Modeling of a screw extruder 3D printer using pellets or crushed polymer waste as the raw material

Abstract

In this article, the process of moving polymer material in the screw extruder of a 3D printer, which uses granules or crushed polymer waste as raw materials, is chosen as the object of mathematical modeling. It is noted that the modeling of screw extruders is a highly relevant task, as it is an essential tool for optimizing production processes in the polymer industry and other industries where they are used. It allows you to study and optimize the material cylinder's processes thoroughly. It is noted that the modeling of screw extruders for 3D printers, which use granules or shredded plastic waste, is a critical factor in supporting innovation, increasing production efficiency, improving product quality, and developing new technological solutions in various industries. It was noted that during the movement of the material along the channel of the extruder screw, several of its states continuously changed from a solid at the entrance of the channel to a viscous liquid at the exit. In the feed zone, the polymer is solid and moves along the material cylinder due to friction. A physical model was used in the simulation, in which compacted polymer particles do not move relative to each other during movement through the channel.

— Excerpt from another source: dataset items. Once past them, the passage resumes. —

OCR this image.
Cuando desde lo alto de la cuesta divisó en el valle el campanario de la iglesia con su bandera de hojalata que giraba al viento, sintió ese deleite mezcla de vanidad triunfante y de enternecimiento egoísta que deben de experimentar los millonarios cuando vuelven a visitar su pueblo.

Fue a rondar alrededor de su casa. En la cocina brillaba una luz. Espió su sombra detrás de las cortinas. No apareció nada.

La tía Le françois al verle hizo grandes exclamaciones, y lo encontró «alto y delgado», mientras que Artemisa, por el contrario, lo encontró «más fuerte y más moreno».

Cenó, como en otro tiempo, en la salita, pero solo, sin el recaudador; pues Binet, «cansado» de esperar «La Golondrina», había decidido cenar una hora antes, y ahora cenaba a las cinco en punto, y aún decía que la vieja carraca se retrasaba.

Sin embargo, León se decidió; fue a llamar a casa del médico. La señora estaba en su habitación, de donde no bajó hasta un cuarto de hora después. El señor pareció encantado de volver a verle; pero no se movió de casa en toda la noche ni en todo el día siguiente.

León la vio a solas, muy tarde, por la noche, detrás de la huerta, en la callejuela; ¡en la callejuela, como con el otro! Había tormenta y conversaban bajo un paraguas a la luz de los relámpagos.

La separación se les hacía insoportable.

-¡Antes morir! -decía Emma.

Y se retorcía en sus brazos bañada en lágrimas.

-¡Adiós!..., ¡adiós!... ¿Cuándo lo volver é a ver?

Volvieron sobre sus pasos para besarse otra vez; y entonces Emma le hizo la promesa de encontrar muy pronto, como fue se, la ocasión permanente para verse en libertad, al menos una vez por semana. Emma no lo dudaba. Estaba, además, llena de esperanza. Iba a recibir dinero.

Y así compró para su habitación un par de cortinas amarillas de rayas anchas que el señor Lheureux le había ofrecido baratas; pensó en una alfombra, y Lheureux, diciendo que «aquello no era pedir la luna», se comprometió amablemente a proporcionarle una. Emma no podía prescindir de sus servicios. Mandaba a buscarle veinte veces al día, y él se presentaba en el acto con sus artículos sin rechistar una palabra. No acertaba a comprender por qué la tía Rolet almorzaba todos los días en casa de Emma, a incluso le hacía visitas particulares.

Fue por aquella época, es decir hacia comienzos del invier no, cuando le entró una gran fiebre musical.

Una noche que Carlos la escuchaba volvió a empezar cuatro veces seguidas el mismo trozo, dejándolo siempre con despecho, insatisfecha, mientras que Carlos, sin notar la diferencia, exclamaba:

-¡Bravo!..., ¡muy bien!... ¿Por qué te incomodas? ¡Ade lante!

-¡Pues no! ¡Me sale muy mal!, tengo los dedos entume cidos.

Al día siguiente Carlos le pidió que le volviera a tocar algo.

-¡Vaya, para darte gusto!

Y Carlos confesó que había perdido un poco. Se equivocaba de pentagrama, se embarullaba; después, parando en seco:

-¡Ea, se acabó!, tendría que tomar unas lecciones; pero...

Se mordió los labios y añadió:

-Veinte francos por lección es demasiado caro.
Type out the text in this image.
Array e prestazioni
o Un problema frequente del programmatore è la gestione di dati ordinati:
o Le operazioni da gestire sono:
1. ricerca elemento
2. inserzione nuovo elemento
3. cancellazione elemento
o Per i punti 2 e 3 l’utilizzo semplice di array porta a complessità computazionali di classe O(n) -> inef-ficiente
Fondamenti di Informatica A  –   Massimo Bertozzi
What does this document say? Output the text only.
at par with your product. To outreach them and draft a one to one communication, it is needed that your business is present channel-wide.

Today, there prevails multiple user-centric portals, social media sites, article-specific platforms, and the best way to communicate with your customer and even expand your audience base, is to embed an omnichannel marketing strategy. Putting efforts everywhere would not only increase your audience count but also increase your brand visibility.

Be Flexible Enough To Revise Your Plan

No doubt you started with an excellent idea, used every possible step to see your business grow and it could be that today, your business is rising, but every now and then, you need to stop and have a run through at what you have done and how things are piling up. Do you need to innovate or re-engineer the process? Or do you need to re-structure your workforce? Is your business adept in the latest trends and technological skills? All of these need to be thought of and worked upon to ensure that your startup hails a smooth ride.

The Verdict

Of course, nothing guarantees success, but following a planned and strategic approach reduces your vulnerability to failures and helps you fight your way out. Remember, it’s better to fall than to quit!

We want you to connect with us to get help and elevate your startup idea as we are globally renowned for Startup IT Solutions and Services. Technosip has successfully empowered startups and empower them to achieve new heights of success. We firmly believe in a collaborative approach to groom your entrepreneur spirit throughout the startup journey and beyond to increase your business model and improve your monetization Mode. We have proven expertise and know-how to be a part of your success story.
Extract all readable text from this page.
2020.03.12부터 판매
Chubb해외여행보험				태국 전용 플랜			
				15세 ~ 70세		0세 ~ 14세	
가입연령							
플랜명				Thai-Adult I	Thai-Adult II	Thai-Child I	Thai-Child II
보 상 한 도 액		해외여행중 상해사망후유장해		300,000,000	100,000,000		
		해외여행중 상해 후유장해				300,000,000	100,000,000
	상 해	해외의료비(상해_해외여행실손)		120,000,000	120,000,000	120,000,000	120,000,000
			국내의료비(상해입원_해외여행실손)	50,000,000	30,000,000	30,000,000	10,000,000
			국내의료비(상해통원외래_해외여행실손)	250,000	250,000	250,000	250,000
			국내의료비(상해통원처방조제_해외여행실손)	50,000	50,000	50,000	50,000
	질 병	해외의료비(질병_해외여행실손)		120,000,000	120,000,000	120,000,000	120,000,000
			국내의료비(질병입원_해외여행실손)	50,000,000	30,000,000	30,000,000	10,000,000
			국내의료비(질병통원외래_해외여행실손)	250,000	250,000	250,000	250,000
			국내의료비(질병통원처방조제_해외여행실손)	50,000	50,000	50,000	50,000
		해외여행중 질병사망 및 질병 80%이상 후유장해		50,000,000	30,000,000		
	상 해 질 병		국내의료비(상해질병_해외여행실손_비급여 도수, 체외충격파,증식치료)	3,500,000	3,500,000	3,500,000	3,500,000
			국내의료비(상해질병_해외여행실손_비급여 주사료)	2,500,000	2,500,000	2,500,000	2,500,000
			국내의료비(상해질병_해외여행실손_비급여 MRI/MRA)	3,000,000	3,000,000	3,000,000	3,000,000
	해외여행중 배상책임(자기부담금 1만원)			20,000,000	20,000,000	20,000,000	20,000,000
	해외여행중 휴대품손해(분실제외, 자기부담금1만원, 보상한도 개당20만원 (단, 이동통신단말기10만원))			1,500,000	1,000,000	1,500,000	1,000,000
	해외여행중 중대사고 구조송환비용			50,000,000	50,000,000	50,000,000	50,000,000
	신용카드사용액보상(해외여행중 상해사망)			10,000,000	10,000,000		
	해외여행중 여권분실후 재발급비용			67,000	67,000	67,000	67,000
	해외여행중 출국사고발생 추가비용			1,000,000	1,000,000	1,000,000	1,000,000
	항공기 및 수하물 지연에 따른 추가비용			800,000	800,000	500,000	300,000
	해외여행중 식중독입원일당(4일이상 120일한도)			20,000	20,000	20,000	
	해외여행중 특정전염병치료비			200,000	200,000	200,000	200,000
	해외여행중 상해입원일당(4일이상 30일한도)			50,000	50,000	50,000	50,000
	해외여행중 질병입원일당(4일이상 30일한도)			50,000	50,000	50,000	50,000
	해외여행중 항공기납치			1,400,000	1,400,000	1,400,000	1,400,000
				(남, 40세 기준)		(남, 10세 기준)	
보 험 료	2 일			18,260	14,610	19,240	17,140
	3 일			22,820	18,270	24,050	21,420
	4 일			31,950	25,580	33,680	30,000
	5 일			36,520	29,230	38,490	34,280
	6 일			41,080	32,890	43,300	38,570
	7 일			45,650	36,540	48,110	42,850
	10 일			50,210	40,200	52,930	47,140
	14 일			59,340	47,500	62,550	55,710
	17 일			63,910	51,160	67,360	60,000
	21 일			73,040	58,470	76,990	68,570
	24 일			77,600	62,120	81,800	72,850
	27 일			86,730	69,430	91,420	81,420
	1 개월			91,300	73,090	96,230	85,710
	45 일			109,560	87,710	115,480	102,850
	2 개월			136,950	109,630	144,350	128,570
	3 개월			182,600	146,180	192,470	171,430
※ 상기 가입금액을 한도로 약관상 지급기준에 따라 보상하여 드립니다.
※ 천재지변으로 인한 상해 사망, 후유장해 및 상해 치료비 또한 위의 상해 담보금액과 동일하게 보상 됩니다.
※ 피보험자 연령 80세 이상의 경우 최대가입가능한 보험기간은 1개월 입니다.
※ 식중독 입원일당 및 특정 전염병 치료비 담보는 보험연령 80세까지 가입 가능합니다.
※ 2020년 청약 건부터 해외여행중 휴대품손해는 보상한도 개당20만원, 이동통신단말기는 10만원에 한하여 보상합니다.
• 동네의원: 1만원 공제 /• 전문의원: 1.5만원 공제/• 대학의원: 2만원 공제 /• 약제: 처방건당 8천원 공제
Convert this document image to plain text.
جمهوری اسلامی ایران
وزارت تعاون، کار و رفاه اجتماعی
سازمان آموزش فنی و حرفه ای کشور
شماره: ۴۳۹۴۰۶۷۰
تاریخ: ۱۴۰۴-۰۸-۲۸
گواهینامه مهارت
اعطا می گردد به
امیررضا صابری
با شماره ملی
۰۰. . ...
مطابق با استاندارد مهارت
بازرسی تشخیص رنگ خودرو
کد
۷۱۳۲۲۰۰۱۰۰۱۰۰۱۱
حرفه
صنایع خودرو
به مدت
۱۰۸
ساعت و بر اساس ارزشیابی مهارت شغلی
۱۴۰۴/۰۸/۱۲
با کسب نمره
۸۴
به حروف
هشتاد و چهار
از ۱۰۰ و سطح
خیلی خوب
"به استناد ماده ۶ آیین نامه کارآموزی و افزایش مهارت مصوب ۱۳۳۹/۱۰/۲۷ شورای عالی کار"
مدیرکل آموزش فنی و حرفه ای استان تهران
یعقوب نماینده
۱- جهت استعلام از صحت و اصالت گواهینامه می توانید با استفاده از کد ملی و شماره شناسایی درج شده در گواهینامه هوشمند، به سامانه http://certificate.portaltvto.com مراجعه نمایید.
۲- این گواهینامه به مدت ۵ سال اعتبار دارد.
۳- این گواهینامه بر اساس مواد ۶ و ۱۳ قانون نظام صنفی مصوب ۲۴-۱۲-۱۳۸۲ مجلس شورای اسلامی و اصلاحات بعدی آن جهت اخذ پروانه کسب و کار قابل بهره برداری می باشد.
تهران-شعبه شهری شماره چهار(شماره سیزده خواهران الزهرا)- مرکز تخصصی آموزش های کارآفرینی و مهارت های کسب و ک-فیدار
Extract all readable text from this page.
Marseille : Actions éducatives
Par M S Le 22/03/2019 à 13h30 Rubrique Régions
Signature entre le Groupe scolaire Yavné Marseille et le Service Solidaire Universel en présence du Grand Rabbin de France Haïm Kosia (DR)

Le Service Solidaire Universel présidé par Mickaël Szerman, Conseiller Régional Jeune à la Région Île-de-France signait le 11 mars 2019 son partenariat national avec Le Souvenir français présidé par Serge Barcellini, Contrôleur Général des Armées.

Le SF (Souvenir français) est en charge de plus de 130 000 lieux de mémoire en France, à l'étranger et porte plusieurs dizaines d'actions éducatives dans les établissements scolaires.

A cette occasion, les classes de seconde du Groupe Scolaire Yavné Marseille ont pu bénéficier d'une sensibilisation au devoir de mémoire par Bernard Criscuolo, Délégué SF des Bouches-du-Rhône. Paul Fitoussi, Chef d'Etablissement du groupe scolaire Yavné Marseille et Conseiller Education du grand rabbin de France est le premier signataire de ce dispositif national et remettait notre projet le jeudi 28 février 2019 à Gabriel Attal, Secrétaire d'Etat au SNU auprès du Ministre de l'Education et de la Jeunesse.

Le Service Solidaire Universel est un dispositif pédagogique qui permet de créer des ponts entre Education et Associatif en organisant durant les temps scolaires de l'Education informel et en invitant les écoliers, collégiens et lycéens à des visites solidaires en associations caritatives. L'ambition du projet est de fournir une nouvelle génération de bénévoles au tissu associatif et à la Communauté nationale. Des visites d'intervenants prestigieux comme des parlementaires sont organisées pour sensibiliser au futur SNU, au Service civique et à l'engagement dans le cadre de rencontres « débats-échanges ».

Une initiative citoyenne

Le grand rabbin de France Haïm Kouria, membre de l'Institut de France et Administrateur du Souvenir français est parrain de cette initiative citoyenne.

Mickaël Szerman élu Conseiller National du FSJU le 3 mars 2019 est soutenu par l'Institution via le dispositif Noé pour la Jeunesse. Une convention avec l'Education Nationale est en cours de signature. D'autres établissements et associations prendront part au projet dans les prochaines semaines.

This is because the internal friction forces in the polymer greatly outweigh the friction of the polymer on the steel, and the particles move as a single elastic compressible medium due to the balance of dry friction between the cylinder wall and the screw. The geometrical parameters of the extruder in the feed zone are shown. A diagram of the expanded extruder channel for calculating productivity is given. A diagram of the movement of material in it was drawn up to determine the productivity of the extruder feed zone. A mathematical model of productivity was obtained depending on the diameter of the screw, the frequency of rotation, the depth of the screw channel, and the angle of elevation of the screw line of the screw cutting. The pressure in the extruder channel was calculated. A scheme for calculating the forces acting on the material in the feeding zone is given. A formula was obtained for determining the pressure in the material loading zone from the hopper, which connects the characteristics of the polymer material and the geometric parameters of the loading hopper. Keywords: 3D printer, screw extruder, modeling; polymer material; loading area; bunker; productivity; pressure.